2012

Poder da inveja


No capítulo anterior, Carmen organizou um grande bazar e com isso pode ajudar alguns membros da turma que ainda não tinham conseguido dinheiro suficiente.

- Você sentiu aquele tremor, Cê?
- Senti sim e até meus pais sentiram.
- Os meus não tavam em casa e quando falei, não acreditaram. O que os seus disseram?

Ele balançou a cabeça.

- O meu pai até estranhou, mas achou que não tinha nada a ver. O problema é que na televisão eles falam que não tem problema nenhum. Aí ninguém acredita na gente.
- Humpt! Aposto que eles sabem muito bem o que vai acontecer e ficam escondendo. Por quê? Não seria melhor avisar todo mundo de uma vez?

Mesmo de forma inconsciente, Cebola entendia a forma de pensar dos líderes e governantes e sabia muito bem porque estavam escondendo aquelas informações.

- Deve ser pra evitar uma rebelião mundial.
- Como assim?
- Se todo mundo ficar sabendo, vai virar uma bagunça dos diabos.
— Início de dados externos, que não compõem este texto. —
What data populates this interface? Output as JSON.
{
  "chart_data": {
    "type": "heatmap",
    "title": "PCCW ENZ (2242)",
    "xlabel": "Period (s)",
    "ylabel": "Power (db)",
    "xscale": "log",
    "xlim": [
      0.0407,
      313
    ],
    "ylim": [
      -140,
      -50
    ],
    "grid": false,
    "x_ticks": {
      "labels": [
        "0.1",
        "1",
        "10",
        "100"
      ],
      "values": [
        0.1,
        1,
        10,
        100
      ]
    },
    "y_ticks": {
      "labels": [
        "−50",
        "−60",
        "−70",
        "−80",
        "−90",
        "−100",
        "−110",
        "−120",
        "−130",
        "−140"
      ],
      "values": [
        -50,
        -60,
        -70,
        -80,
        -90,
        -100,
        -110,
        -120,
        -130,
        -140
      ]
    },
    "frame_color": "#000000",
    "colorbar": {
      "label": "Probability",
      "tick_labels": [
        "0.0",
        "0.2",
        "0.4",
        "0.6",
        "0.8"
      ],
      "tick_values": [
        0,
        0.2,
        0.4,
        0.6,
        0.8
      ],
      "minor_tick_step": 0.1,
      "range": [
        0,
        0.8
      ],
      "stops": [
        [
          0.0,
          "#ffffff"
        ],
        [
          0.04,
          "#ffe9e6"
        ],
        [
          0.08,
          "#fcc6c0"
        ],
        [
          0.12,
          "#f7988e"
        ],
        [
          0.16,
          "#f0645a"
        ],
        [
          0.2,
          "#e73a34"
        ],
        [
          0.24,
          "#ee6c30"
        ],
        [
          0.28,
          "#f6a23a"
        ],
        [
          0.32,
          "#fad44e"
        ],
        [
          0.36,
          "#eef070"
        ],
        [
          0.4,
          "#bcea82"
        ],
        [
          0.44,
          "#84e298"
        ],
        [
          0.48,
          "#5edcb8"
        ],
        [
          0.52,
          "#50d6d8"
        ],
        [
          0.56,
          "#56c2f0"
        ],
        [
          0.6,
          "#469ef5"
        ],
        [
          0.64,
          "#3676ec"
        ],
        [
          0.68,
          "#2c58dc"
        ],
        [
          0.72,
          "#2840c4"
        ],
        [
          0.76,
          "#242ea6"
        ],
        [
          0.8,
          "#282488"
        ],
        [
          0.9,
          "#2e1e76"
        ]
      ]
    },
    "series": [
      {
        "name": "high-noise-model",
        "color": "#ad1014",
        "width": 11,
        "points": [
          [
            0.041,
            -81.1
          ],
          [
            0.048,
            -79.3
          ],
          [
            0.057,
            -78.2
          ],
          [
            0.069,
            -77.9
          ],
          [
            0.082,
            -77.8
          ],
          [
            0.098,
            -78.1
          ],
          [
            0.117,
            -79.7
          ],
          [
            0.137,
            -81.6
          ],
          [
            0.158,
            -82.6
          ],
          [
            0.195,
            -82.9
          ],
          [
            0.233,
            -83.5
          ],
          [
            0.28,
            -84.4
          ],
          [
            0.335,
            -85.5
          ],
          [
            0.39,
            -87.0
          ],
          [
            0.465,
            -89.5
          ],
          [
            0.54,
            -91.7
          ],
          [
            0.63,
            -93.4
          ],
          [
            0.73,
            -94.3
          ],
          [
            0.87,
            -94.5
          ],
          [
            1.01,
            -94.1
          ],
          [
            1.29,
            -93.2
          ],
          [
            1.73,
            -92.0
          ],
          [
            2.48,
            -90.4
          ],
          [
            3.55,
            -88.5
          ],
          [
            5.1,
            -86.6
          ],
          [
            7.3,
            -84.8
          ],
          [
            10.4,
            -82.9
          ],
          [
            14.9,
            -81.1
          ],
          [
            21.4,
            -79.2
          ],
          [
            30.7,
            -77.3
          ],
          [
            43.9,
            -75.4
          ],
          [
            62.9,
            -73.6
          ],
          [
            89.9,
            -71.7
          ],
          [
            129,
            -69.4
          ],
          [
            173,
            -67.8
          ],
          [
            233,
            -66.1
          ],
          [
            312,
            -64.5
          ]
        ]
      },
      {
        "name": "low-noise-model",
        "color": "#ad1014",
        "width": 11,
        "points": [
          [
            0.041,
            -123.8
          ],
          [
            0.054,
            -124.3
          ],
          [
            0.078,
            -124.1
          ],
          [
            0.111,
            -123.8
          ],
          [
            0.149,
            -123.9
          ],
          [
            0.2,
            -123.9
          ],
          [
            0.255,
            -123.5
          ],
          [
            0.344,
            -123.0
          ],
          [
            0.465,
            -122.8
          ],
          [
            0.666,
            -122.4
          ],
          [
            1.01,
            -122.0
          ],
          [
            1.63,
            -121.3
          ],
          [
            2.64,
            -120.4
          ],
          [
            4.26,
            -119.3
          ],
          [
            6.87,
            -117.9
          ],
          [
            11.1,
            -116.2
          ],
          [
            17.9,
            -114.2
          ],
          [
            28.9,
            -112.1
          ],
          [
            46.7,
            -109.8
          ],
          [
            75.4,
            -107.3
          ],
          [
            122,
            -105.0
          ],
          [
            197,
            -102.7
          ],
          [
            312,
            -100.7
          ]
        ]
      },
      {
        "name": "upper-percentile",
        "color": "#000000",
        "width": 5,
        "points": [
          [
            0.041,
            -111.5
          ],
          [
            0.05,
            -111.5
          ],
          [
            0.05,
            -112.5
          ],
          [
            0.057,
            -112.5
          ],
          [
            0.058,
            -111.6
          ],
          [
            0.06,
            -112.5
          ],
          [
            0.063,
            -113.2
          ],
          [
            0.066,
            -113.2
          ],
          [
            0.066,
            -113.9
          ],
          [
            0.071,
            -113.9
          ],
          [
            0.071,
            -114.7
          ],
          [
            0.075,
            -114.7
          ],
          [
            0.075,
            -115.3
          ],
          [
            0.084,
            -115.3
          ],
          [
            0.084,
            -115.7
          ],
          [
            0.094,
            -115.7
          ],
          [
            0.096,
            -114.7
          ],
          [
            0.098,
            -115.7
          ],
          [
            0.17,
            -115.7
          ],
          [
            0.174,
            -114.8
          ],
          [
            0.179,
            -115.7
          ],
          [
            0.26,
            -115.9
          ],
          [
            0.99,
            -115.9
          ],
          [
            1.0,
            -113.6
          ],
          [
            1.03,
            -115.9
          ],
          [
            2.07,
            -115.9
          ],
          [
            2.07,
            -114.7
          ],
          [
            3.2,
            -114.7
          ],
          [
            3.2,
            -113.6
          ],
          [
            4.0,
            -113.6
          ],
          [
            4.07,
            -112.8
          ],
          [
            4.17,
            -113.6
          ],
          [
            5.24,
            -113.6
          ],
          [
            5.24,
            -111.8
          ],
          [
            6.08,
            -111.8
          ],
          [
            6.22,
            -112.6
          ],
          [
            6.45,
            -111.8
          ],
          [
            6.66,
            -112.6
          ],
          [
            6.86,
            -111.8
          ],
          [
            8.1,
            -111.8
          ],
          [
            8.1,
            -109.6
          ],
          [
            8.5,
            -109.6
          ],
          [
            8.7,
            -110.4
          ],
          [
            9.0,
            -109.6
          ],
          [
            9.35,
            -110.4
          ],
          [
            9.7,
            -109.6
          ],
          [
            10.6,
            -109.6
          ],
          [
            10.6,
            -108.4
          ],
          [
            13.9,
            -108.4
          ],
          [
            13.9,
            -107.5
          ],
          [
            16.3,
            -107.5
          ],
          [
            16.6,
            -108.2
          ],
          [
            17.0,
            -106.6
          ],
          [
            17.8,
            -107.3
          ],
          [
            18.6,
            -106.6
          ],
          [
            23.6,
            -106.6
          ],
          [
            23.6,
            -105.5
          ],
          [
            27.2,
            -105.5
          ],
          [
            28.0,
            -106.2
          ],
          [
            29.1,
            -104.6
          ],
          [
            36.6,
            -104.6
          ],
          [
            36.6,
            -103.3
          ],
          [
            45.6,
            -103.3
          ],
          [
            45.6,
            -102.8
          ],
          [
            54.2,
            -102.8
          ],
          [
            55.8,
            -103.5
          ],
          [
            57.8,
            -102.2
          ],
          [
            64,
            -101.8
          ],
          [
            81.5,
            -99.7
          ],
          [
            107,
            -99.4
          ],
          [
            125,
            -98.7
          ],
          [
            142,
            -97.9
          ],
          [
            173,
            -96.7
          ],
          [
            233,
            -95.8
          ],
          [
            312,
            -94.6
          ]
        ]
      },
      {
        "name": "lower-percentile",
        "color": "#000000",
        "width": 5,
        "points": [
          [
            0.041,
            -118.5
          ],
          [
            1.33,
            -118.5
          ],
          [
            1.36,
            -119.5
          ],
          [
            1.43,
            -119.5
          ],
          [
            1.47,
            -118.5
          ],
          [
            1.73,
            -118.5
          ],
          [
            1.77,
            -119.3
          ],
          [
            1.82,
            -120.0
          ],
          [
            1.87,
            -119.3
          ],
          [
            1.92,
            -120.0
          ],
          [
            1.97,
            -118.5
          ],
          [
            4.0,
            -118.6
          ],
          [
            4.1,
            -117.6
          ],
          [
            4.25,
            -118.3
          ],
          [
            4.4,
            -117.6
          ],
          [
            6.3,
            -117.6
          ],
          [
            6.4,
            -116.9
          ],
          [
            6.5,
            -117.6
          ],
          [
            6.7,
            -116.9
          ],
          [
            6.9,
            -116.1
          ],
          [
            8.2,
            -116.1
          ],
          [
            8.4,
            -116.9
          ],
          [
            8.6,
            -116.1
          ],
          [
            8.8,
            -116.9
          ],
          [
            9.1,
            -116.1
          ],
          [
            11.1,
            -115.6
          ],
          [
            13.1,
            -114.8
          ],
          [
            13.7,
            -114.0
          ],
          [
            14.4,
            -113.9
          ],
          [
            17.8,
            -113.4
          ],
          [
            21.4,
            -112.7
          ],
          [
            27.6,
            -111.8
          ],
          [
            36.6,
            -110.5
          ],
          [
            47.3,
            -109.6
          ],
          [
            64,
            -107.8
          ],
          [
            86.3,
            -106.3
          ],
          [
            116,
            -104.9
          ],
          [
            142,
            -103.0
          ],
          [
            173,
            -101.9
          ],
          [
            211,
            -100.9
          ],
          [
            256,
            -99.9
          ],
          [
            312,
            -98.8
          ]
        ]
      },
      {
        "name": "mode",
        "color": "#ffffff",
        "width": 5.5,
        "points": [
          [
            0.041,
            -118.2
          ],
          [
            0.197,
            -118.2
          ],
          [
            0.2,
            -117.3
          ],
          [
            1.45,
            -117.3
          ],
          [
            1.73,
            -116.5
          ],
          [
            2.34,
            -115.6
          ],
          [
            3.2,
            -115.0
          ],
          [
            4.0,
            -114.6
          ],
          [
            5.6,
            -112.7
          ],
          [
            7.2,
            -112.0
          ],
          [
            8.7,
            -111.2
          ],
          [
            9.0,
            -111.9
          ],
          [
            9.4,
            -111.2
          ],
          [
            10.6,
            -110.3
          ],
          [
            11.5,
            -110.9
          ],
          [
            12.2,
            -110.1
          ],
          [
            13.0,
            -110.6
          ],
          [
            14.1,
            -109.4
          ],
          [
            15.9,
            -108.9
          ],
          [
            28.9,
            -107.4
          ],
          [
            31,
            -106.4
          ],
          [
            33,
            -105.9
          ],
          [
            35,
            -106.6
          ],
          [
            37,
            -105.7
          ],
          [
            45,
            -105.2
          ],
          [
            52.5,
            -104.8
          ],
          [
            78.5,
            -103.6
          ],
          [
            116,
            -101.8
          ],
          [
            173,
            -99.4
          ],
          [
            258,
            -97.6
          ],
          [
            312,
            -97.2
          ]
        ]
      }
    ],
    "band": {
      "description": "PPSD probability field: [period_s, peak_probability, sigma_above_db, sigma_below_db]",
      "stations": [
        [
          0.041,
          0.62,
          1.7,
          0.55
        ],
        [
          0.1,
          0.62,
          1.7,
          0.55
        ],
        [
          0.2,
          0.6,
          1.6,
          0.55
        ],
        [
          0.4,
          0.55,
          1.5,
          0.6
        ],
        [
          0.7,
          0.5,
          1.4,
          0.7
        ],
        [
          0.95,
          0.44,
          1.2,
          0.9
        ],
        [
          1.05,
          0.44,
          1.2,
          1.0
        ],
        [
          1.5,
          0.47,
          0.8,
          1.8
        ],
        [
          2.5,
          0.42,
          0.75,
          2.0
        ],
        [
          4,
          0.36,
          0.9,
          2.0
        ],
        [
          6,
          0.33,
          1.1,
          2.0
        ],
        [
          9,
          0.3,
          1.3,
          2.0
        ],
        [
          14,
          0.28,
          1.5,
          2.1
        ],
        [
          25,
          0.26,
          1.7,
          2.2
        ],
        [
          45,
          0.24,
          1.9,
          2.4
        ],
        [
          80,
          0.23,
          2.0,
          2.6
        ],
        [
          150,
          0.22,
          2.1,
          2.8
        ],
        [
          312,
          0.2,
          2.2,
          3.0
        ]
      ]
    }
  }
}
Se sem aviso nenhum o povo faz besteira, imagine se todos ficarem sabendo? Aí é que o povo vai endoidar de vez!
- Será? Não sei não... acho que as pessoas iam tentar se proteger, fazer alguma coisa pra se salvar...
- Muitas iam fazer isso mesmo, mas outras podem acabar fazendo o contrário. Você sabe... com a notícia de que o mundo vai acabar, essas pessoas podem sair fazendo todo tipo de loucura e acabar piorando tudo.
- Não tinha pensado nisso...
- Pois é. Aquele pessoal lá do vale Cho Ming tá colaborando porque não sabe o que vai rolar. Se soubessem, não iam querer fazer nada. Pelo menos não sem poder entrar naquelas arcas também. Aí não ia dar pra preparar nada.
- Então pra poder salvar alguma coisa, é preciso deixar a maior parte na ignorância? Isso é justo?
- Pode parecer que não, mas se todo mundo endoidar o cabeção, não vai dar pra salvar ninguém e aí é que a humanidade vai pras cucuias mesmo.
- É...

Os dois continuaram andando sem perceberem que estavam sendo observados de longe. Quando os perdeu de vista, Valeska saiu de trás da árvore pensando consigo mesma.

“Humpt! O que aquele idiota viu nessa dentuça?”

Ler e acompanhar o blog da Denise tinha dado a ela muitas informações valiosas. Uma delas era a de que Toni gostava da Mônica. Tanto que ele até tinha se esforçado para juntar o dinheiro para ela também. Aquilo fez seu sangue ferver de tal forma que por pouco ela não saiu quebrando a casa inteira. Então ela tinha dado a ele o dinheiro para salvar aquela dentuça? Que raiva!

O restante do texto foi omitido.